Al Saunders was the former wide receiver coach under Don Coryell in San Diego, and he succeeded him as head coach of the Chargers in the middle of the 1986 season. The Al Saunders variant is heavily influenced by Don Coryell and Al Saunders's former boss, former Coryell assistant and 2-time Redskins coach Joe Gibbs, whose Ace formation (single back, two wide receivers, a tight end, and a halfback) was very effective in the 1980s. The Al Saunders variant is a more conservative variant than the Martz version, but also quite complex. It is better suited for a veteran quarterback. It does not insist on size at wide receiver or halfback like the Turner variant and as such has difficulties in short yardage and red zone situations. It does not require a pair of dominant fast receivers like the Martz system, and is not as aggressive attacking down the field. Consequently, the Saunders system does not score as many points as the Martz system. Saunders's scheme is a more sound variant than Martz's scheme, offering a little more blocking and more run support for the quarterback. The Saunders variant pulls in many Coryell concepts that the Turner system eliminated in favor of simplicity. Saunders only went 17–22 in 2 1/2 years as a head coach.

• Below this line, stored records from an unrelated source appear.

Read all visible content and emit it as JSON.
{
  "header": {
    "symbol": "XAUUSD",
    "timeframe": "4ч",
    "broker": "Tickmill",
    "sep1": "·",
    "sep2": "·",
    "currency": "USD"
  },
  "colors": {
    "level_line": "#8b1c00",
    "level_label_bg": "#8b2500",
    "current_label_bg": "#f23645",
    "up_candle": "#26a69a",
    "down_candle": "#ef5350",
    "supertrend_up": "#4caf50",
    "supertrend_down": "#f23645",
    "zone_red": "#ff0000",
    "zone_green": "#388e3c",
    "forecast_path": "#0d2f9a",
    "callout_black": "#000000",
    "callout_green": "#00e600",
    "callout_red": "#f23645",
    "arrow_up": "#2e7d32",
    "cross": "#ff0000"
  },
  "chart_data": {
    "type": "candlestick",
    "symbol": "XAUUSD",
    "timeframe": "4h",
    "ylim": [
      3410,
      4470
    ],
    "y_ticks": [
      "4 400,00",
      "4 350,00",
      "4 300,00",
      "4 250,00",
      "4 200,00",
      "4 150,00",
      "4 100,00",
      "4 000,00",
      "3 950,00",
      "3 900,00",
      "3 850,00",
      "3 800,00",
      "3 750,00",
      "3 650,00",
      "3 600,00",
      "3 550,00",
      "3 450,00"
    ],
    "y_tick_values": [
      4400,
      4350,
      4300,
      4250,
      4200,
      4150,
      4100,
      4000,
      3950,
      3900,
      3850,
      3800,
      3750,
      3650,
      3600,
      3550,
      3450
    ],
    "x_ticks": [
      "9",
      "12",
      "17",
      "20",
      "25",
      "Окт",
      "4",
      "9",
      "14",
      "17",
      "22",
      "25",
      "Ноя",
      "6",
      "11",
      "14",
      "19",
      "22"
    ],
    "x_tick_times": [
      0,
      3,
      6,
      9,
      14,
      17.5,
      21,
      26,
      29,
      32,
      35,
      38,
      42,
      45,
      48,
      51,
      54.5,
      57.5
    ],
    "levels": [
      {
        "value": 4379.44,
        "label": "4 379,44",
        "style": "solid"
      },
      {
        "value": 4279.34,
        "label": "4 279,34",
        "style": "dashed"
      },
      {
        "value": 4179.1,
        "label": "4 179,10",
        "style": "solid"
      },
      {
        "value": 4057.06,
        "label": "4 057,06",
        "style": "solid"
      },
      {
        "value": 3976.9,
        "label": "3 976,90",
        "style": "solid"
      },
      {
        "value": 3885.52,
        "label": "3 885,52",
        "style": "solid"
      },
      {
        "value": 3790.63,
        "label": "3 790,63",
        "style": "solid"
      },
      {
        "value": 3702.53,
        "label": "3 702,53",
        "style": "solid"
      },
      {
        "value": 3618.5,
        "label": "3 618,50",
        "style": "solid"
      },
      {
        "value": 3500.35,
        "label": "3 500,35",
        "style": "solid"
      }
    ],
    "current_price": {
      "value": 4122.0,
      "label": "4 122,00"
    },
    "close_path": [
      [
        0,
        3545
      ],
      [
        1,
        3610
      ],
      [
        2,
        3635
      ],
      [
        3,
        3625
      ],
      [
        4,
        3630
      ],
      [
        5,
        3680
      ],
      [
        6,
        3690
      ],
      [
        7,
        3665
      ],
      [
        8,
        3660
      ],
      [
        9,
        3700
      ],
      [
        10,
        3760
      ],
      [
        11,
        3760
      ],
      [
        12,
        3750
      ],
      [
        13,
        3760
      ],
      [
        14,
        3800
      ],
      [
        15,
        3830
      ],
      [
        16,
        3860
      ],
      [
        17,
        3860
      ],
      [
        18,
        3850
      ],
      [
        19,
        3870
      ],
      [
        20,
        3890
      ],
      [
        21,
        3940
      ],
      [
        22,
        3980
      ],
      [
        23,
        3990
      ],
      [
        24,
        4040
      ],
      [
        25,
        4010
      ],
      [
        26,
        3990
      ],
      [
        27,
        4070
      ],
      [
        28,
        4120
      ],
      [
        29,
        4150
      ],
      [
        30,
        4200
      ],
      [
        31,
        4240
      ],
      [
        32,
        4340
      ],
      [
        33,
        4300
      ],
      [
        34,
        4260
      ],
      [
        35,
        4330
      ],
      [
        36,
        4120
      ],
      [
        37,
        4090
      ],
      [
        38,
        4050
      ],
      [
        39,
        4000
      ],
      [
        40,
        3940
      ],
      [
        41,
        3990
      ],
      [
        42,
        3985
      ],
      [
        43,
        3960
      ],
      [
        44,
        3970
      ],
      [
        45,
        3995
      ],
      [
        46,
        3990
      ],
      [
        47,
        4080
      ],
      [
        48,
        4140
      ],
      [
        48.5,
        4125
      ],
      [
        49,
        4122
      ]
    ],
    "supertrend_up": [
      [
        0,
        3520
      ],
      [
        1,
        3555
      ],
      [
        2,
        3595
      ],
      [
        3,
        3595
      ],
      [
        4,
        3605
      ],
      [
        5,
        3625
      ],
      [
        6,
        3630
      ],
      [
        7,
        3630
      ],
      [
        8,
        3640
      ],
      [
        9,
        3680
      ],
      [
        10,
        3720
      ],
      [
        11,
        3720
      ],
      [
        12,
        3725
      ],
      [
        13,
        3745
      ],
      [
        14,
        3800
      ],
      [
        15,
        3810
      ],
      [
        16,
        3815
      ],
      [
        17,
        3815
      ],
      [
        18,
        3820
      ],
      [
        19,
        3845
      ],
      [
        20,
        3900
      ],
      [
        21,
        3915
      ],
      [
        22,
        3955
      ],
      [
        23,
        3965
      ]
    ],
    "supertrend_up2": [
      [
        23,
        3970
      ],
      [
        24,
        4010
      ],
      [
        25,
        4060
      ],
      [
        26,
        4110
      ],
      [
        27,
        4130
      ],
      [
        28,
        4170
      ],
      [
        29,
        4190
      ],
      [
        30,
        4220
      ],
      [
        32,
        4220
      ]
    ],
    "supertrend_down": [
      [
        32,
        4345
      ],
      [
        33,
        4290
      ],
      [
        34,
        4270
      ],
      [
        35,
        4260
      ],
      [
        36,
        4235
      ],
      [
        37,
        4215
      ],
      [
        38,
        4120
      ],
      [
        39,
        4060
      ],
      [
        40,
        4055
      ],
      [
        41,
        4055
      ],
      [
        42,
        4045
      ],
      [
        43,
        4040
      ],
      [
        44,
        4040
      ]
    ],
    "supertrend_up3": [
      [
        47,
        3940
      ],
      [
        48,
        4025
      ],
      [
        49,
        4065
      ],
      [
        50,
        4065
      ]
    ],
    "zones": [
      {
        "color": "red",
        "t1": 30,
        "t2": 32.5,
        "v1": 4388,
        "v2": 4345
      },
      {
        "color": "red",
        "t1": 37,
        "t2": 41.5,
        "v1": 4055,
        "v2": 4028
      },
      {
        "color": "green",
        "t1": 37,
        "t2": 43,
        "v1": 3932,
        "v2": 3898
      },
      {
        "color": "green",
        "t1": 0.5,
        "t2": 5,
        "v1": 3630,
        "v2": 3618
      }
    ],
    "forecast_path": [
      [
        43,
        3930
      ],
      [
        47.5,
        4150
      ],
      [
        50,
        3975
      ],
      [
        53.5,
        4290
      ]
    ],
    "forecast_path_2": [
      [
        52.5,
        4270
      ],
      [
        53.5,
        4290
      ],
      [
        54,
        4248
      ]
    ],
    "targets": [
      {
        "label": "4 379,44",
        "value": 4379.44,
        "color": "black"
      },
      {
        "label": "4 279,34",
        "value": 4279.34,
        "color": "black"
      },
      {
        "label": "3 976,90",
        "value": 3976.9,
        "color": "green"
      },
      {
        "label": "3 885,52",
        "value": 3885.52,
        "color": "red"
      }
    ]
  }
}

==West Coast offense comparisons==
The Coryell offense attacked vertically through seams, while the West Coast offense moved laterally as much as vertically through angles on curl and slant routes. The Coryell offense had lower completion percentages than the West Coast offense, but the returns were greater on a successful play. "The Coryell offense required more talented players, a passer who could get the ball there, and men who can really run—a lot of them," said Walsh. He said the West Coast offense was developed out of necessity to operate with less talented players. He noted, "[Coryell] already had the talent and used it brilliantly."

==Impact==
Former head coach Marty Schottenheimer said "putting three receivers on one side and flooding that area" probably originated from the Coryell offense. Head coach Bill Belichick notes that the pass-catching tight ends that get paid the most money are "all direct descendants of Kellen Winslow" and there are fewer tight ends now that can block on the line. Former defensive coordinator Joe Collier credits the Coryell offense with creating an evolution by using multiple receivers, forcing defenses to counter with different packages. As a result, more defensive backs were drafted, and linebackers that could also cover inside receivers were sought. Defenses were altered to use nickel and dime defenses in response to offensive formation; their usage was no longer limited to down and distance. Former head coach Dick Vermeil said no other NFL offense "performs more efficiently or scores more points" than the Coryell offense.